I guess it’s fun for locals to catch up with their mates if they can push through the crowd, but one night of having my feet stepped on and overproof Madeiran wine sloshed all over me was enough. It goes on for four days…

There are also fights all weekend, grabbing girls’ asses is considered fair game by the throngs of teenagers and they don’t serve wine in bottles anymore after someone was killed a few years back.

Classy, right? I call: Hoax.





New Bedford Field Trip: a journey to the untamed north (end).

22 06 2009
portugal day on the ave

portugal day on the ave

Now, I haven’t spoken about my new home yet.

I’m still getting to that. But what you do need to know is that New Bedford is home to an astounding number of  folk who identify themselves as Portuguese, Azorean and Cape Verdean –  chiefly  as a result of the region’s past as a major whaling port.

What this means for me, is indecipherable accents, amazing restaurants, a welcome sense of multiculturalism and a bunch of extra holidays.

Enter, Portugal Day.

droppin' it like it's hot

droppin' it like it's hot

June 10 marks the date of Luis De Camoes’ death – the man who penned Portugal’s national poem, then lost an eye, was shipwrecked and went on to save said poem by swimming with one arm while keeping the other (poem-holding) arm above water.
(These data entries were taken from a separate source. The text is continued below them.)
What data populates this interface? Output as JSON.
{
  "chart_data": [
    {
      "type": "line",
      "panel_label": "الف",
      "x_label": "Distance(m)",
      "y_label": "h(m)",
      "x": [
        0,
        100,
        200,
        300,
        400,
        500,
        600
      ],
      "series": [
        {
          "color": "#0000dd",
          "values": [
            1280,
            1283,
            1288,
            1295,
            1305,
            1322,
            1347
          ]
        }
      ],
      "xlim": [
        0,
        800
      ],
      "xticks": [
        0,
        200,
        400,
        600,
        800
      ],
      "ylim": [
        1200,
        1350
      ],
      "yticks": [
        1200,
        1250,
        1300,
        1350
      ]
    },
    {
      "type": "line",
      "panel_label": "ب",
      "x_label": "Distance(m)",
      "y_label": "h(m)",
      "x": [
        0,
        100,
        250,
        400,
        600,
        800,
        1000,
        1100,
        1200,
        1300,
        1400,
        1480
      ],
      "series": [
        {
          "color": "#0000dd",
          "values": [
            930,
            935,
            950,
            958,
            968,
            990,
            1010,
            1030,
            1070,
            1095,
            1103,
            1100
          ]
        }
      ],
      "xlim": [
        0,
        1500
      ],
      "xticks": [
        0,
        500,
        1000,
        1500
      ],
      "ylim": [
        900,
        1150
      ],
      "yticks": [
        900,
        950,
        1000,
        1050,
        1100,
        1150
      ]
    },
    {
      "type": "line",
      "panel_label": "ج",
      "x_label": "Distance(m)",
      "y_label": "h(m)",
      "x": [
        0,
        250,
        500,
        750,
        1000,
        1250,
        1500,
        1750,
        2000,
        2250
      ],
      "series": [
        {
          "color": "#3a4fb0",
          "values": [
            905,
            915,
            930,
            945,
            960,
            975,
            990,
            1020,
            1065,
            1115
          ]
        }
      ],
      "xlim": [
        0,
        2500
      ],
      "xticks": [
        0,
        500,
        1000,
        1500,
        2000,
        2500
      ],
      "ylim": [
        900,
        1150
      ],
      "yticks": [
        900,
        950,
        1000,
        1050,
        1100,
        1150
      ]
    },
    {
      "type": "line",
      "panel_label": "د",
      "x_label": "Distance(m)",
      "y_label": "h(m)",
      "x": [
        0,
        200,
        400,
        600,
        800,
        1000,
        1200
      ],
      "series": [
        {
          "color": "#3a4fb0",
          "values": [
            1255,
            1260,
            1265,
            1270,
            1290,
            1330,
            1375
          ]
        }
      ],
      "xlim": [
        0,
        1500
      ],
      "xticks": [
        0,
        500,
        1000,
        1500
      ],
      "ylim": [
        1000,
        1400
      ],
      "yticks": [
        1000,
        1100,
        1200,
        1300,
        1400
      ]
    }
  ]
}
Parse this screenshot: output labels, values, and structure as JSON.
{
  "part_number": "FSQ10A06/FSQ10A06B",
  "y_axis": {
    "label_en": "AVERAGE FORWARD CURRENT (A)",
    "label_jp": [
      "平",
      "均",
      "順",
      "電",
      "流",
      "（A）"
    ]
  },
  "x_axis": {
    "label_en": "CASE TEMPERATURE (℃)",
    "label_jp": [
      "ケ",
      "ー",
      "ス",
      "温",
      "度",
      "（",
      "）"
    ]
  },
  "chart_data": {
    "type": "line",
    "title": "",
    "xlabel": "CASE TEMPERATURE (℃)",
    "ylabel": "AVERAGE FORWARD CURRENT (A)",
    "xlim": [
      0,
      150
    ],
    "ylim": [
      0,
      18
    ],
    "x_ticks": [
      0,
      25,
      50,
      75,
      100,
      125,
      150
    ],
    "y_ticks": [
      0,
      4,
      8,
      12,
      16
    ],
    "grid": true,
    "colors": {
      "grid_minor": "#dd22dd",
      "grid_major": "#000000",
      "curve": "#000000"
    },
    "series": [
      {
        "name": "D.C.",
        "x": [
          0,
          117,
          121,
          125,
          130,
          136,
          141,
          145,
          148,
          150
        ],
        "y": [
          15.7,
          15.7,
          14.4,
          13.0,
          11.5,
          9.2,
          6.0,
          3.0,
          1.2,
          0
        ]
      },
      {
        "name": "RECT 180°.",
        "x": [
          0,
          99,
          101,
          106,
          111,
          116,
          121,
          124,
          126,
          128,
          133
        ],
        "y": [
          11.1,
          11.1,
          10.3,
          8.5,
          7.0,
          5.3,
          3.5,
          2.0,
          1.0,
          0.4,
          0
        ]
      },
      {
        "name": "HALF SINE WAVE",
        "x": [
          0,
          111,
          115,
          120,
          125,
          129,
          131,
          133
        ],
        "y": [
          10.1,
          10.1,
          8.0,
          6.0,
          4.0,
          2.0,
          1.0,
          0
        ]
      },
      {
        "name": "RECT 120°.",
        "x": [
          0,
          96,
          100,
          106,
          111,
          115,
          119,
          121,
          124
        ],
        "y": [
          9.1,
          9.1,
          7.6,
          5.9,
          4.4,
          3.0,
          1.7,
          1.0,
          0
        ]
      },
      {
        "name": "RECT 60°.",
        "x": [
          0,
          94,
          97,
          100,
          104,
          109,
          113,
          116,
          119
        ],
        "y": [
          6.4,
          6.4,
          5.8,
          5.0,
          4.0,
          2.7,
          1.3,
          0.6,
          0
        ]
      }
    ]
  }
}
Kind of beats Australia Day, right?

What Portugal Day in New Bedford means is a big ol’ street party. Acushnet Ave at the north end of town is blocked off, streetside stalls hawk Madeiran wine and plastic cups of beer.

The smoky tang of barbecued sardines hangs thick in the air. Portuguese is spoken everywhere. And everyone has a good time.

We checked it out first on Saturday night where the streets were thronged with middle-class teenage gangsters, their hair in cornrows, looking mean and telling each other that, ‘Yo dawg, this is, in fact, whack’.

Unfortunately for them, these spotty Tupac-wannabes weren’t old enough to drink, but we were, so we enjoyed the Massachusetts rarity of a few streetside beers before calling it a night.

Caitlin and Mitch munching churros

Caitlin and Mitch munching churros

getting up to get down

getting up to get down

Now street festivals are really designed to be enjoyed in the sun. So after our traditional Sunday breakfast of cucumber bloody marys, we hit The Ave again.

Grilled sardines hot off the bbq, cold cups of summer ale, fresh rolls filled with charred chorizo, hot sugary churros. That’s what I call a lunch.

guy was AMAZING

guy was AMAZING

There was all manner of entertainment too.

Some bloke was going nuts bashing out tribal beats on an assortment of upturned tubs. Kids in traditional costumes showed their dance moves.

We even found an amazing cathedral with a church-run ‘roulette’ table out front. God smiled on me and I won.

A good day.

one man who looks like he has just been born and another who was at the wrong national day??

one man who looks like he has just been born and another who was at the wrong national day??